W By Jonathan Weisman
ASHINGTON – A week after his departure was all but announced for him, Sen. Pete Domenici, R-N.M., decided Tuesday night to make it official: He will be turning over control of the Senate Budget Committee to Senate Republican Whip Don Nickles, R-Okla., after 22 years as the panel’s top Republican.
The decision, to be announced Wednesday, would not seem like news to anyone who heard soon-to-be Senate Majority Leader Trent Lott, R-Miss., tell reporters last Wednesday that he expected Domenici to take over the chairmanship of the Senate Energy and Natural Resources Committee.
That announcement proved revealing, although premature. Republican congressional sources say the GOP leadership has been trying to nudge aside Domenici, a budget hawk, to grease the path for more tax cuts and domestic spending cuts.
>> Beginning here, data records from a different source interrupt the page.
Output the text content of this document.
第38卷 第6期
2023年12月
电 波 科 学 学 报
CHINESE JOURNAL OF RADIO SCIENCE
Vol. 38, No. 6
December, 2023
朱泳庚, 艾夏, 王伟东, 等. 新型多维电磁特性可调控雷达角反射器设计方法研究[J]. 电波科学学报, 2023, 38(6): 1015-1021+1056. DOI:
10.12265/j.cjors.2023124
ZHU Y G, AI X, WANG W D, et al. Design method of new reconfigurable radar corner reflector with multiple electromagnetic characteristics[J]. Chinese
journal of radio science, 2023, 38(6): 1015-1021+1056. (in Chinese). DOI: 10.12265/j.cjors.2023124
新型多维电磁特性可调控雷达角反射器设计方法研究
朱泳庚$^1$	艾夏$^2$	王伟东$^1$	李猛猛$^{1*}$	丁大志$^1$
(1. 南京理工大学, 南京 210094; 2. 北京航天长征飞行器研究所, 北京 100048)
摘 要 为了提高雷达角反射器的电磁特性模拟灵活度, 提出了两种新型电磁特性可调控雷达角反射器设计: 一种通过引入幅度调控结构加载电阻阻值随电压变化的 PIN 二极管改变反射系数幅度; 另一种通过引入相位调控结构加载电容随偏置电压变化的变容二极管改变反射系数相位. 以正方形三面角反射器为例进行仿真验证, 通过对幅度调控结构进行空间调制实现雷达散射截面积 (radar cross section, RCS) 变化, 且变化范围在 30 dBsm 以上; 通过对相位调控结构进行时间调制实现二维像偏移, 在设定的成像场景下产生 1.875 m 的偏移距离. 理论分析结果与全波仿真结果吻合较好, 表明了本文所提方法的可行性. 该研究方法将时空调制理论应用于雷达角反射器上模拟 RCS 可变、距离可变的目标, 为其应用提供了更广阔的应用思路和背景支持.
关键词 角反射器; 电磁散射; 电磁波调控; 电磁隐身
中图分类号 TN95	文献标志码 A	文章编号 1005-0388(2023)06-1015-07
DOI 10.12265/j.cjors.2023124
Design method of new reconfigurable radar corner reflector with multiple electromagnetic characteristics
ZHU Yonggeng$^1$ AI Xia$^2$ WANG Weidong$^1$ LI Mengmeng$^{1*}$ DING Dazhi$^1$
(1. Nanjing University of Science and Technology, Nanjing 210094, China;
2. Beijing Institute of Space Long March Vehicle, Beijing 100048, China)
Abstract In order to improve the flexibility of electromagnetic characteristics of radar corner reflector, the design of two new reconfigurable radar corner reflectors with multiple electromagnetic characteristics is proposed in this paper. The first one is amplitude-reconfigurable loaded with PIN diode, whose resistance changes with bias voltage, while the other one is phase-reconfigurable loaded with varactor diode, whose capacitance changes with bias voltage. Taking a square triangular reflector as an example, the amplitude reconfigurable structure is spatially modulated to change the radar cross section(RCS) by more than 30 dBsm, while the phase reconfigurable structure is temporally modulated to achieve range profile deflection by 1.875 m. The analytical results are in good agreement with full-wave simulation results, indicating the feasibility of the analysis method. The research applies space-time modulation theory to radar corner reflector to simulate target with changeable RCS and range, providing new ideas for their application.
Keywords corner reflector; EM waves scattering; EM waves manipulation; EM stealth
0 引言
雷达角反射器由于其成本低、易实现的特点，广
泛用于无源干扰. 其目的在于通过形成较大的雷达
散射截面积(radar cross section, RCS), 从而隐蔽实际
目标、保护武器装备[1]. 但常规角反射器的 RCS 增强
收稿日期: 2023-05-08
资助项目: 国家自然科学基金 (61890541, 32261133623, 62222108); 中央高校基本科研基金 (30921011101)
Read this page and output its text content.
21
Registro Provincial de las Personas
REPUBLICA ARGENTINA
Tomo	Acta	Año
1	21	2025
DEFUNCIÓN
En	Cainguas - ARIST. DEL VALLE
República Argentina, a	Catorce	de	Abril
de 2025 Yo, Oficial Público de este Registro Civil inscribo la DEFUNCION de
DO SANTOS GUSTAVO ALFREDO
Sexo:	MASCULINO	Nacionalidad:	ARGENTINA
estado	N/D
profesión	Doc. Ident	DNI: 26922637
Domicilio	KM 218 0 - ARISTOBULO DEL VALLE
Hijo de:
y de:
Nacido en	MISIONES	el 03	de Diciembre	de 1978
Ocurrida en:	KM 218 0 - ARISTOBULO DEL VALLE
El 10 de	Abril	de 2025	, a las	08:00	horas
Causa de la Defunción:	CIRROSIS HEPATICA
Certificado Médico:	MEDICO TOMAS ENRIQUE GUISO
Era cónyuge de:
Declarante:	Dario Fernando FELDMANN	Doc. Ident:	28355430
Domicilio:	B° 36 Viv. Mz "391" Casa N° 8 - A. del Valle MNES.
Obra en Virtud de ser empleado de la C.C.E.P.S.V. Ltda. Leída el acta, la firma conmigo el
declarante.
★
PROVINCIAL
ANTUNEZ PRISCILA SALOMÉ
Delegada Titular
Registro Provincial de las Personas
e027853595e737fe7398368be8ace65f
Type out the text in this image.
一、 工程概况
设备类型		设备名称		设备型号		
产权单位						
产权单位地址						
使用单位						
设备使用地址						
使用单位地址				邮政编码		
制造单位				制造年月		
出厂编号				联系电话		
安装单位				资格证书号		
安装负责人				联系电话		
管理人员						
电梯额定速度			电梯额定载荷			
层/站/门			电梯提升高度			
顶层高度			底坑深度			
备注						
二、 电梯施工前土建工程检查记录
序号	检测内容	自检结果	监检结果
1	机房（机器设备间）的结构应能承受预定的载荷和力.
But after Lott’s statement, fellow budget hawks and congressional spending chiefs – including former Congressional Budget Office director Robert Reischauer, incoming Senate Appropriations Committee chairman Ted Stevens, R-Alaska, and Robert Bixby, the head of the Concord Coalition, a budget watchdog group – implored Domenici to stay at the helm of the committee.
Reischauer and Bixby worry that Nickles, a conservative, will push large tax cuts in the face of burgeoning budget deficits. Stevens fears that Nickles and his House counterpart, Rep. Jim Nussle, R-Iowa, will draft budget blueprints that squeeze nondefense appropriations to make room for tax cuts and defense budget increases, then demand that the congressional spending committees produce specific cuts in popular domestic programs.
Domenici had his own concerns, according to Senate sources, including the fate of his longtime staff.
G. William Hoagland, the committee’s veteran GOP staff director and considered one of the most powerful aides in the Senate, will be an unlikely casualty of last week’s Republican electoral victories. He is well respected by Democrats and Republicans, but some conservatives view him as insufficiently committed to tax cuts, and he has angered the White House budget office with deficit forecasts that are decidedly more pessimistic than President Bush’s.
“If Nickles were to come in and keep Hoagland on board, it would be like Domenici never left,” one White House official said.
Hoagland said he is certain Nickles will replace him and bring in his own people, including Eric Ueland, his chief of staff, and Hazen Marshall, his budget expert. Both men would bring a more conservative edge to the committee.
In 1995, Marshall was Nickles’ contact point when the senator tried unsuccessfully to secure deep cuts to the earned income credit, a tax refund aimed at the working poor.
The following year, from his perch as staff director of the Senate Republican Policy Committee, Ueland launched a new publication – “The Clinton Crunch.” Its inaugural issue, published on the cusp of a record-breaking boom, hailed “The Coming Clinton Recession.”
Domenici finally informed Lott Tuesday evening that he will move to the energy committee, where he can safeguard the Department of Energy’s two nuclear weapons laboratories in his home state.